Holmes shrugged his shoulders. “I have hitherto confined my investigations to this world,” said he. “In a modest way I have combated evil8, but to take on the Father of Evil9 himself would, perhaps, be too ambitious a task. Yet you must admit that the footmark is material.”
“The original hound was material enough to tug a man’s throat out, and yet he was diabolical as well10.”
This sentence contained a crucial misprint in the first edition of this book, resulting in Holmes appearing regularly in the ‘hottest fictional detectives’ listicle pamphlets that were so prevalent in London at the time.

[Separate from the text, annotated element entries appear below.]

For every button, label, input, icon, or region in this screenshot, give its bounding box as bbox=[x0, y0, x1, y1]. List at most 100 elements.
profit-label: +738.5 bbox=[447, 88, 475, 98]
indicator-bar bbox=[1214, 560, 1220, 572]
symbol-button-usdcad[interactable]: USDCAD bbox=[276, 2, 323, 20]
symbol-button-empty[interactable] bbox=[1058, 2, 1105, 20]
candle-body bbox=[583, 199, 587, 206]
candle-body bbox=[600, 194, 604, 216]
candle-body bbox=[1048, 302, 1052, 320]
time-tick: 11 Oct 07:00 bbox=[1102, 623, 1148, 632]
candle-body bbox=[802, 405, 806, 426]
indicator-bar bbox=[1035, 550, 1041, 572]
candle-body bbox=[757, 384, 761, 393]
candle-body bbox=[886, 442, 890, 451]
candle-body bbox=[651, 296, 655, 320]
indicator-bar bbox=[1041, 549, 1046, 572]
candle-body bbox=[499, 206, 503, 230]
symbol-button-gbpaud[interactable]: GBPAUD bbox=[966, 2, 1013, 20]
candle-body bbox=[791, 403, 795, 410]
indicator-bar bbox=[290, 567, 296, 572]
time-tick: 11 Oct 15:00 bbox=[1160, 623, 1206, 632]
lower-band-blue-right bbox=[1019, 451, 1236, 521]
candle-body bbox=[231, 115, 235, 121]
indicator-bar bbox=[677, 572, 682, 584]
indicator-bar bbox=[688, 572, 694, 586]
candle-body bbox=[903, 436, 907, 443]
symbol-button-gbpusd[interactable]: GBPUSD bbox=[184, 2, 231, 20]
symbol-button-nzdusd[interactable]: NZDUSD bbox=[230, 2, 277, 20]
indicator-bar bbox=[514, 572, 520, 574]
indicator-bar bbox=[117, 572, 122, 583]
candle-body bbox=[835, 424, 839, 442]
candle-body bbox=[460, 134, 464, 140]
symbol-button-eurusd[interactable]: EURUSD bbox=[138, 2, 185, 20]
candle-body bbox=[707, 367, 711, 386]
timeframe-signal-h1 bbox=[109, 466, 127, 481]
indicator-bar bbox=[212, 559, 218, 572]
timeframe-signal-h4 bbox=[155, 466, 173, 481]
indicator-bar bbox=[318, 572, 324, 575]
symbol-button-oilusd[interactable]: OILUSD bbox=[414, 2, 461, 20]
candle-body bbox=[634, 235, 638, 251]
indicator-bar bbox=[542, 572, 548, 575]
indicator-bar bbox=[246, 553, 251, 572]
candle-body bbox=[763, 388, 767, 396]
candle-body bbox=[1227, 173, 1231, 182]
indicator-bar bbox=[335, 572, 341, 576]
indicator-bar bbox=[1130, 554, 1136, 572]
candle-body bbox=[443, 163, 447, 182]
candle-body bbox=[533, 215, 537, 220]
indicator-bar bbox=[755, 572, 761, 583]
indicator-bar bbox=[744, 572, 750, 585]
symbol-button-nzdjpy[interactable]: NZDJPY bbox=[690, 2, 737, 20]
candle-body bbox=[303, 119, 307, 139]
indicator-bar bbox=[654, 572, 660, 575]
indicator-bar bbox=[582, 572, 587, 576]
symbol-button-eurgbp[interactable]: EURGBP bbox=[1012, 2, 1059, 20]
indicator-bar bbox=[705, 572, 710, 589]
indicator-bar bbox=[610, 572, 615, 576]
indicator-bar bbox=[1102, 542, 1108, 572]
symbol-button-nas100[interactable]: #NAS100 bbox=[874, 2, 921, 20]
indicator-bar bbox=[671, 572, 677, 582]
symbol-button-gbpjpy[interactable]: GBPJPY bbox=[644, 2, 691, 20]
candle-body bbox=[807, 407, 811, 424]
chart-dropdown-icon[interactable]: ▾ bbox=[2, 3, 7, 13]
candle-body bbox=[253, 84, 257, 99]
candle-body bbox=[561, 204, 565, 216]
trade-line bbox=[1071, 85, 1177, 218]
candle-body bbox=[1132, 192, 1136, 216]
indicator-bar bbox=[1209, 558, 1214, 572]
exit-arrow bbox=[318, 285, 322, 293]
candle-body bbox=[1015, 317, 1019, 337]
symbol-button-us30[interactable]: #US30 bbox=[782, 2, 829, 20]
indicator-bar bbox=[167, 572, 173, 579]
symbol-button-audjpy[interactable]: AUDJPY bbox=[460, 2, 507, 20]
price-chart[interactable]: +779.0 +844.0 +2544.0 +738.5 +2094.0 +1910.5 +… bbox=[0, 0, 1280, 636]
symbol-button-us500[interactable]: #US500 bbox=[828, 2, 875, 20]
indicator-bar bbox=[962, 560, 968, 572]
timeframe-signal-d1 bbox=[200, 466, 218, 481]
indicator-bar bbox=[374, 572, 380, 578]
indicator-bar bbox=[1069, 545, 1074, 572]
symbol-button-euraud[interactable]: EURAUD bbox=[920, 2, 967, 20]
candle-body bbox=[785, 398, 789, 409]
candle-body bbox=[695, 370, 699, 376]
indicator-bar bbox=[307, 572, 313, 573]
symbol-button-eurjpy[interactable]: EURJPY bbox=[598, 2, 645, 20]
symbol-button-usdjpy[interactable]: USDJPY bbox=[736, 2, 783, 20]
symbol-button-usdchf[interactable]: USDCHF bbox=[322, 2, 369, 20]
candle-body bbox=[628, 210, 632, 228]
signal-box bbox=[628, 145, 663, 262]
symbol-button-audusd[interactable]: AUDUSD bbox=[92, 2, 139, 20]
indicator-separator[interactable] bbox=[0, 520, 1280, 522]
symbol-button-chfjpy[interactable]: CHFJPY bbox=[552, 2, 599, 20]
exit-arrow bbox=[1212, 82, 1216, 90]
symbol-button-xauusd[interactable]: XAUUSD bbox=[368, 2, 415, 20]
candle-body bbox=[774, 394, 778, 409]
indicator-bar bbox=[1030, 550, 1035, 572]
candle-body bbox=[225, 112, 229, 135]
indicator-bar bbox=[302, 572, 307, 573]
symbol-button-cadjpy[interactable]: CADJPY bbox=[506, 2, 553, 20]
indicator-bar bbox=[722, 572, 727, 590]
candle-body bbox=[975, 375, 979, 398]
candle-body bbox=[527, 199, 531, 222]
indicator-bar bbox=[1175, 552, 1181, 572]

The listicle pamphlets on London’s ‘most seasoned fictional detectives’ sold noticeably less well.
The laws that Nature obeyed were considered by most educated citizens of the 1800s to be not just orderly but completely settled. Hence, the ‘settled order of Nature’. This confidence would later be shattered by Bohr’s work in quantum mechanics, Einstein’s understanding of relativity, and Godel’s incompleteness theorems. If this adventure took place two decades later, Mortimer would have taken the Baskerville hound’s antics completely in one (1) standard stride.
Like the ghost of Hulk Hogan.
A hardness of head was a much sought after quality, and the England countryside was often host to impromptu competitions where participants would crash their craniums into one another, like enraged rams or conkers, with the last head standing being purchased a round of ale, or, more often, smelling salts.
A ‘farrier’ was a crossroads attendant whose professional duty involved solemnly informing every passerby that their intended destination remained disappointingly far away.
One of the challenges of being a moorland farmer was the sheer magnitude of moorland seeds, which could be up to a half-acre (= 2 roods or 128 cubic Winchester teasplashes) in size .
See, for example, ‘The Adventure of the Modestly Combated Evil’ (1893).
Martin Sheen.
‘Material enough to tug at a man’s throat, and yet diabolical as well!’ was also a short-lived promotional campaign for a discounted range of colourful silk ties sold by Montague & Thistleworth’s Scarves, Cravats & Neckwear (now with new stores in Cornwall and East Anglia!)